Die Egerdachstraße hat zwei völlig unterschiedliche Charaktere aufzuweisen. Bis zur Kreuzung mit der Kravoglstraße/Klappholzstraße lässt sie sich ganz normal mit dem Auto befahren, dann biegt sie scharf nach rechts ab und verläuft als reiner Fuß- und Radweg bis vor zum Langen Weg. Das ist wirklich ein breiter Weg bis zum Langen Weg. Unter anderem kommen wir am Dotterbichl vorbei, wo ich als Kind manchmal mit der Rodel oder den Skiern runtergerutscht bin. Und es überrascht mich einigermaßen, dass der sich offenbar nicht in der Reichenau, sondern noch in Pradl befindet. Als alter Reichenauer wäre ich nie draufgekommen, denn für mich gehört der Dotterbichl genauso zur Reichenau wie der Sill-Zwickel – der übrigens in Wahrheit zum Saggen gehört, eventuell noch zum Pradler Saggen ... In unmittelbarer Nähe des Dotterbichls befindet sich der sogenannte Roßsprung.

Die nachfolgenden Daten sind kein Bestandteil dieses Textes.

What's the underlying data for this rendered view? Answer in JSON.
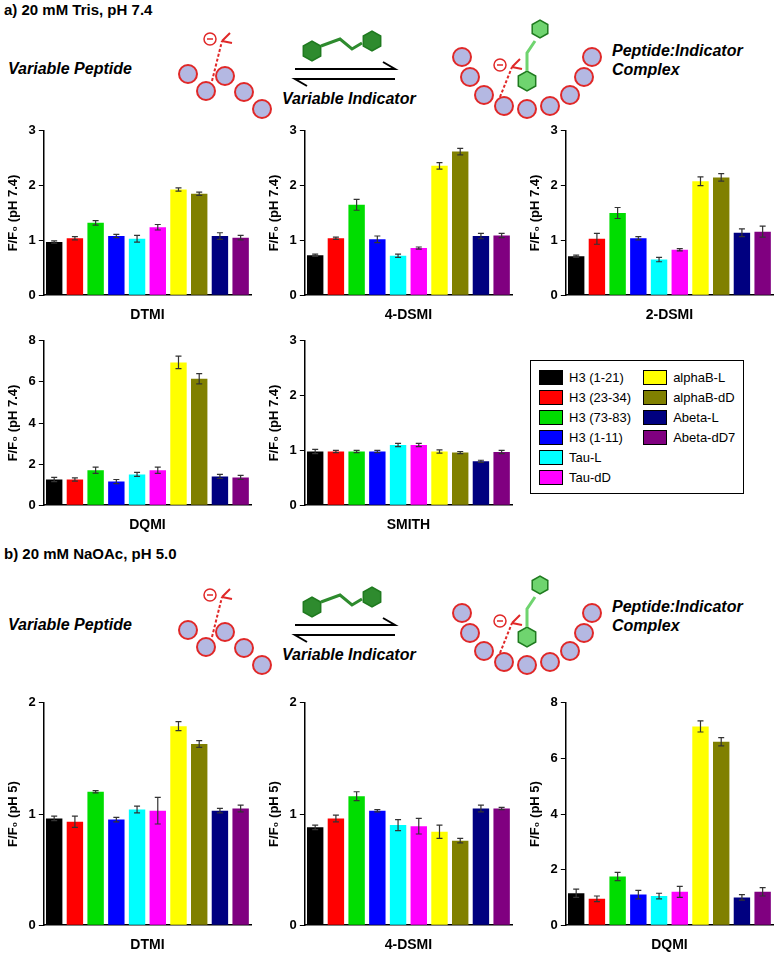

Genau hier hat im 15. Jahrhundert ein Edelknabe mit seinem Pferd einen Wassergraben übersprungen – mit einem 12 Meter weiten Satz! Die damals gesetzten Marksteine sind – nach ihrer Wiederentdeckung 1961 – heute noch zu sehen. Übrigens haben weder Pferd noch Reiter den Sprung überlebt, in die Geschichte Innsbrucks sind sie aber trotzdem (oder vielleicht sogar deswegen) eingegangen. Das Wunderpferd ist später ausgestopft und im Schloss Ambras ausgestellt worden, wo es heute noch in der dortigen Schatzkammer zu bewundern ist. Zumindest das ist dem waghalsigen Jockey erspart geblieben, auch wenn heute niemand mehr seinen Namen kennt.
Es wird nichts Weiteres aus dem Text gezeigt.